Optimizing Fuzzy Merge

akg · ‎06-09-2020

Is there a way to make the fuzzy merge feature place higher importance on matching rows using the transformation table, then by using it's algorithm? I believe this would help me solve the issue I'm seeing, but am open to trying different things.

I have two queries for which I have created a "bridge" to avoid a many-to-many relationship between rows. The data represents units sold and cases opened to support different account names, and unfortunately these two sources have been set up so that not every account name is guaranteed to be spelled the same in every instance...for example:

Query 1 Sales Account Names	Query 2 Case Account Names	Desired Visualisation Account Name
East Communications	East Communications, Inc.	East Communications
East Communications, Inc	East Comm.	East Communications
East Communications Inc.	East Communications Inc	East Communications
Freeflight	Freeflight (Bennington)	Freeflight
Freeflight	Freeflight (IT)	Freeflight

I have tried fuzzy merging the information in my bridge query with one of the original queries to assign each row the desired account name, but even when using a transformation table and playing around with the threshold, it does not always link the same account name. There are rows where the match has correctly assigned the desired name, but for the same account names there will also be rows that have defaulted to the original, show an incorrect name, or even come up as null.

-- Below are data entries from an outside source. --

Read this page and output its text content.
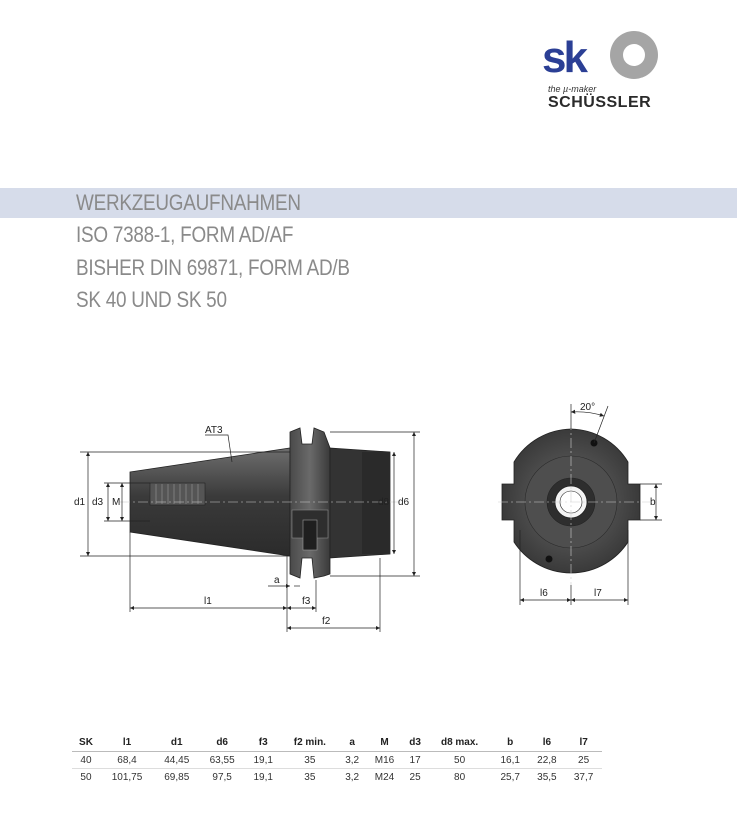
sk
the µ-maker
SCHÜSSLER
WERKZEUGAUFNAHMEN
ISO 7388-1, FORM AD/AF
BISHER DIN 69871, FORM AD/B
SK 40 UND SK 50
AT3
d1 d3 M	d8 d6
a
l1	f3
f2
20°
b
l6	l7
SK	l1	d1	d6	f3	f2 min.	a	M	d3	d8 max.	b	l6	l7
40	68,4	44,45	63,55	19,1	35	3,2	M16	17	50	16,1	22,8	25
50	101,75	69,85	97,5	19,1	35	3,2	M24	25	80	25,7	35,5	37,7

v-xuding-msft · ‎06-10-2020

Hi @akg ,

I have tested the sample data. It works using transformation table. You could download my sample to have a try.

Reference:

Fuzzy Matching in Power BI and Power Query; Match based on Similarity Threshold

If your tables still can't work fine, maybe it is caused by the sample data is too simple. Please share a dummy pbix file that we can test.

Best Regards,
Xue Ding
If this post helps, then please consider Accept it as the solution to help the other members find it more quickly.

akg · ‎06-10-2020

@v-xuding-msft

Here is a sample of my .pbix in Onedrive:

https://1drv.ms/u/s!As6Gm7qZSazFmSdN0X_5Z7qeNoBp?e=EnJrXJ

I've taken few different account names I was having trouble with along with some other random names to try and represent the dataset and created the bridge along with fuzzy merging. I have removed the duplicates so that the relationships will work, but if you roll it back you can see where the names arent lining up properly.

In this sample every account name has a match in the Fuzzy Match transformation table I loaded, but this is not always the case. My original transformation table only really includes matches for the obvious account names that I want matched. For example, I have ATT West in the "from" column of the fuzzy match transformation table, but this wouldn't normally be included in that table at all.